A future-oriented outlook is an unusual position for Indiana. Mathurin represented the Pacers’ first top-10 pick since they selected Paul George 10th in 2010, and their first top-six pick since 1988. But at least for now, their path back to relevance travels through the backcourt, where two players with jersey numbers 0 and 00 are building blocks for the future. The aggressive, score-first Mathurin and crafty, pass-first Haliburton offer ideal complementary mindsets, both supporting each other’s strengths and compensating for the other’s weaknesses.

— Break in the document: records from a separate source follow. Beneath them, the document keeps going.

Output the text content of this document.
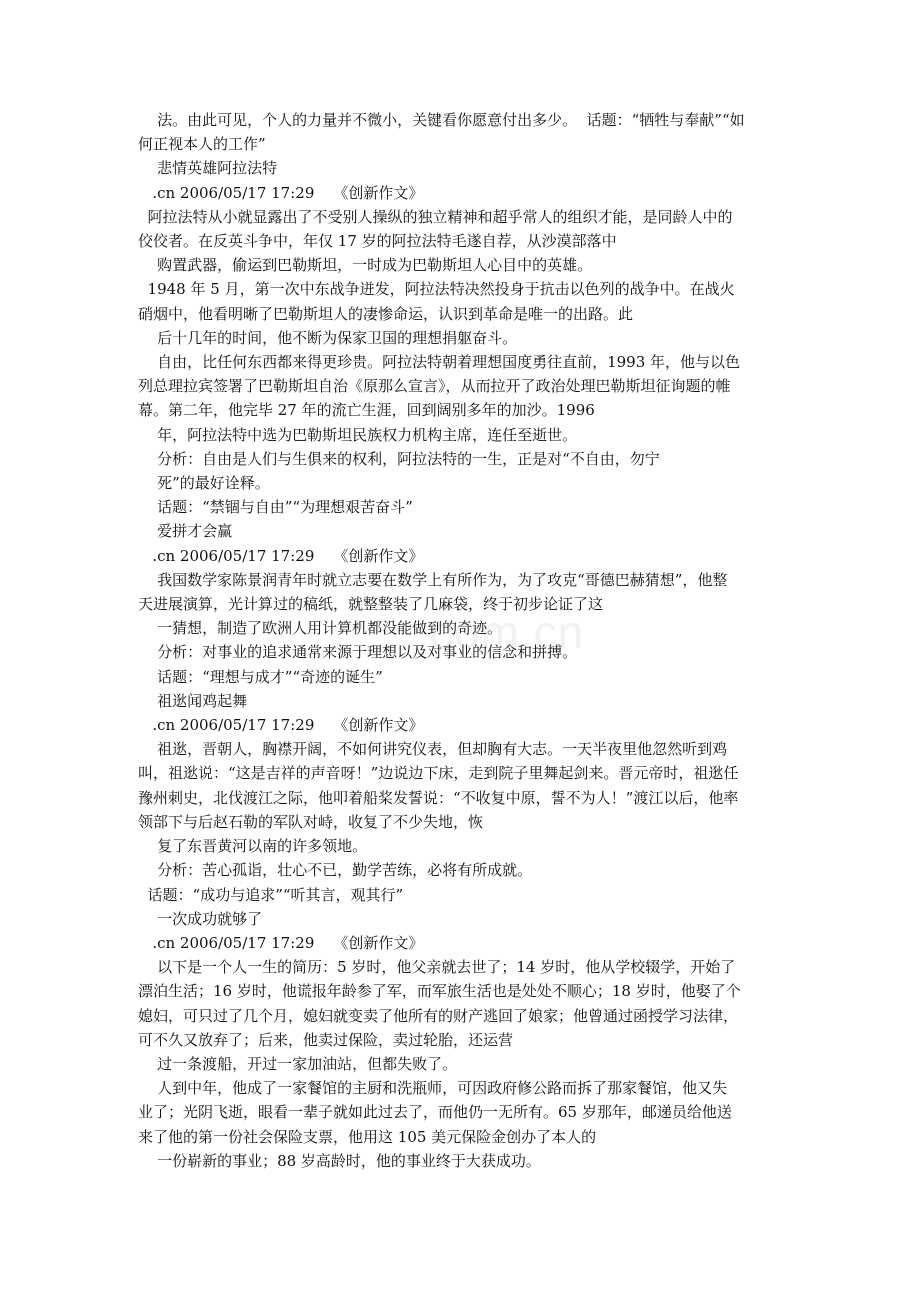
com.cn

法。由此可见，个人的力量并不微小，关键看你愿意付出多少。  话题：“牺牲与奉献”“如

何正视本人的工作”

悲情英雄阿拉法特

.cn 2006/05/17 17:29    《创新作文》

阿拉法特从小就显露出了不受别人操纵的独立精神和超乎常人的组织才能，是同龄人中的

佼佼者。在反英斗争中，年仅 17 岁的阿拉法特毛遂自荐，从沙漠部落中

购置武器，偷运到巴勒斯坦，一时成为巴勒斯坦人心目中的英雄。

1948 年 5 月，第一次中东战争迸发，阿拉法特决然投身于抗击以色列的战争中。在战火

硝烟中，他看明晰了巴勒斯坦人的凄惨命运，认识到革命是唯一的出路。此

后十几年的时间，他不断为保家卫国的理想捐躯奋斗。

自由，比任何东西都来得更珍贵。阿拉法特朝着理想国度勇往直前，1993 年，他与以色

列总理拉宾签署了巴勒斯坦自治《原那么宣言》，从而拉开了政治处理巴勒斯坦征询题的帷

幕。第二年，他完毕 27 年的流亡生涯，回到阔别多年的加沙。1996

年，阿拉法特中选为巴勒斯坦民族权力机构主席，连任至逝世。

分析：自由是人们与生俱来的权利，阿拉法特的一生，正是对“不自由，勿宁

死”的最好诠释。

话题：“禁锢与自由”“为理想艰苦奋斗”

爱拼才会赢

.cn 2006/05/17 17:29    《创新作文》

我国数学家陈景润青年时就立志要在数学上有所作为，为了攻克“哥德巴赫猜想”，他整

天进展演算，光计算过的稿纸，就整整装了几麻袋，终于初步论证了这

一猜想，制造了欧洲人用计算机都没能做到的奇迹。

分析：对事业的追求通常来源于理想以及对事业的信念和拼搏。

话题：“理想与成才”“奇迹的诞生”

祖逖闻鸡起舞

.cn 2006/05/17 17:29    《创新作文》

祖逖，晋朝人，胸襟开阔，不如何讲究仪表，但却胸有大志。一天半夜里他忽然听到鸡

叫，祖逖说：“这是吉祥的声音呀！”边说边下床，走到院子里舞起剑来。晋元帝时，祖逖任

豫州刺史，北伐渡江之际，他叩着船桨发誓说：“不收复中原，誓不为人！”渡江以后，他率

领部下与后赵石勒的军队对峙，收复了不少失地，恢

复了东晋黄河以南的许多领地。

分析：苦心孤诣，壮心不已，勤学苦练，必将有所成就。

话题：“成功与追求”“听其言，观其行”

一次成功就够了

.cn 2006/05/17 17:29    《创新作文》

以下是一个人一生的简历：5 岁时，他父亲就去世了；14 岁时，他从学校辍学，开始了

漂泊生活；16 岁时，他谎报年龄参了军，而军旅生活也是处处不顺心；18 岁时，他娶了个

媳妇，可只过了几个月，媳妇就变卖了他所有的财产逃回了娘家；他曾通过函授学习法律，

可不久又放弃了；后来，他卖过保险，卖过轮胎，还运营

过一条渡船，开过一家加油站，但都失败了。

人到中年，他成了一家餐馆的主厨和洗瓶师，可因政府修公路而拆了那家餐馆，他又失

业了；光阴飞逝，眼看一辈子就如此过去了，而他仍一无所有。65 岁那年，邮递员给他送

来了他的第一份社会保险支票，他用这 105 美元保险金创办了本人的

一份崭新的事业；88 岁高龄时，他的事业终于大获成功。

Haliburton has also played well this season, averaging 23 points and 10 assists through the Pacers’ opening games; dating back to his trade from Sacramento last February, he’s averaging 9.6 assists per game as a Pacer. But even Haliburton, who began impressing almost immediately upon arriving in the NBA, didn’t reach 27 points in any game—as Mathurin did last week—until late March of his rookie season.
Mathurin said he’s not paying attention to his impressive historical standing—which includes having scored more points through his first three games than any NBA rookie since Jerry Stackhouse in 1995, or matching Pacers legend Reggie Miller in early-career production off the bench. Those sorts of plaudits are “a poison,” he said.

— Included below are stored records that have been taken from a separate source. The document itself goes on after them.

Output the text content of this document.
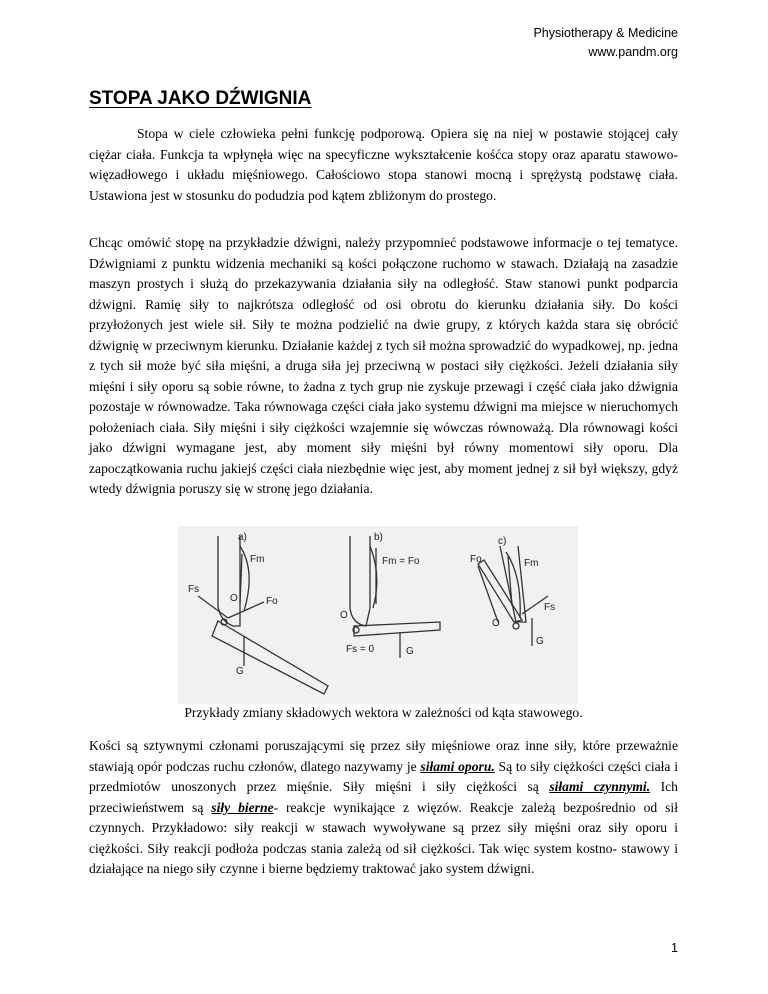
Physiotherapy & Medicine
www.pandm.org
STOPA JAKO DŹWIGNIA
Stopa w ciele człowieka pełni funkcję podporową. Opiera się na niej w postawie stojącej cały ciężar ciała. Funkcja ta wpłynęła więc na specyficzne wykształcenie kośćca stopy oraz aparatu stawowo-więzadłowego i układu mięśniowego. Całościowo stopa stanowi mocną i sprężystą podstawę ciała. Ustawiona jest w stosunku do podudzia pod kątem zbliżonym do prostego.
Chcąc omówić stopę na przykładzie dźwigni, należy przypomnieć podstawowe informacje o tej tematyce. Dźwigniami z punktu widzenia mechaniki są kości połączone ruchomo w stawach. Działają na zasadzie maszyn prostych i służą do przekazywania działania siły na odległość. Staw stanowi punkt podparcia dźwigni. Ramię siły to najkrótsza odległość od osi obrotu do kierunku działania siły. Do kości przyłożonych jest wiele sił. Siły te można podzielić na dwie grupy, z których każda stara się obrócić dźwignię w przeciwnym kierunku. Działanie każdej z tych sił można sprowadzić do wypadkowej, np. jedna z tych sił może być siła mięśni, a druga siła jej przeciwną w postaci siły ciężkości. Jeżeli działania siły mięśni i siły oporu są sobie równe, to żadna z tych grup nie zyskuje przewagi i część ciała jako dźwignia pozostaje w równowadze. Taka równowaga części ciała jako systemu dźwigni ma miejsce w nieruchomych położeniach ciała. Siły mięśni i siły ciężkości wzajemnie się wówczas równoważą. Dla równowagi kości jako dźwigni wymagane jest, aby moment siły mięśni był równy momentowi siły oporu. Dla zapoczątkowania ruchu jakiejś części ciała niezbędnie więc jest, aby moment jednej z sił był większy, gdyż wtedy dźwignia poruszy się w stronę jego działania.
a)
Fm
Fs
Fo
O
G
b)
Fm = Fo
O
Fs = 0	G
c)
Fm
Fo
Fs
O
G
Przykłady zmiany składowych wektora w zależności od kąta stawowego.
Kości są sztywnymi członami poruszającymi się przez siły mięśniowe oraz inne siły, które przeważnie stawiają opór podczas ruchu członów, dlatego nazywamy je siłami oporu. Są to siły ciężkości części ciała i przedmiotów unoszonych przez mięśnie. Siły mięśni i siły ciężkości są siłami czynnymi. Ich przeciwieństwem są siły bierne- reakcje wynikające z więzów. Reakcje zależą bezpośrednio od sił czynnych. Przykładowo: siły reakcji w stawach wywoływane są przez siły mięśni oraz siły oporu i ciężkości. Siły reakcji podłoża podczas stania zależą od sił ciężkości. Tak więc system kostno- stawowy i działające na niego siły czynne i bierne będziemy traktować jako system dźwigni.
1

But there’s a saying that’s most often applied in baseball: Once you display a skill, you own it. It means that certain feats can’t be faked; once a pitcher throws a 100 mph fastball, for instance, he’ll always have the potential to do so again.
The same philosophy applies here, as well: An NBA rookie can’t fake a hot start. Almost every other player with at least 100 points through five career games enjoyed a lengthy, productive career, as long as they stayed healthy. Mathurin has a long way to go until he reaches that level of NBA success. But his ambitions look closer today than they did just a couple of weeks ago.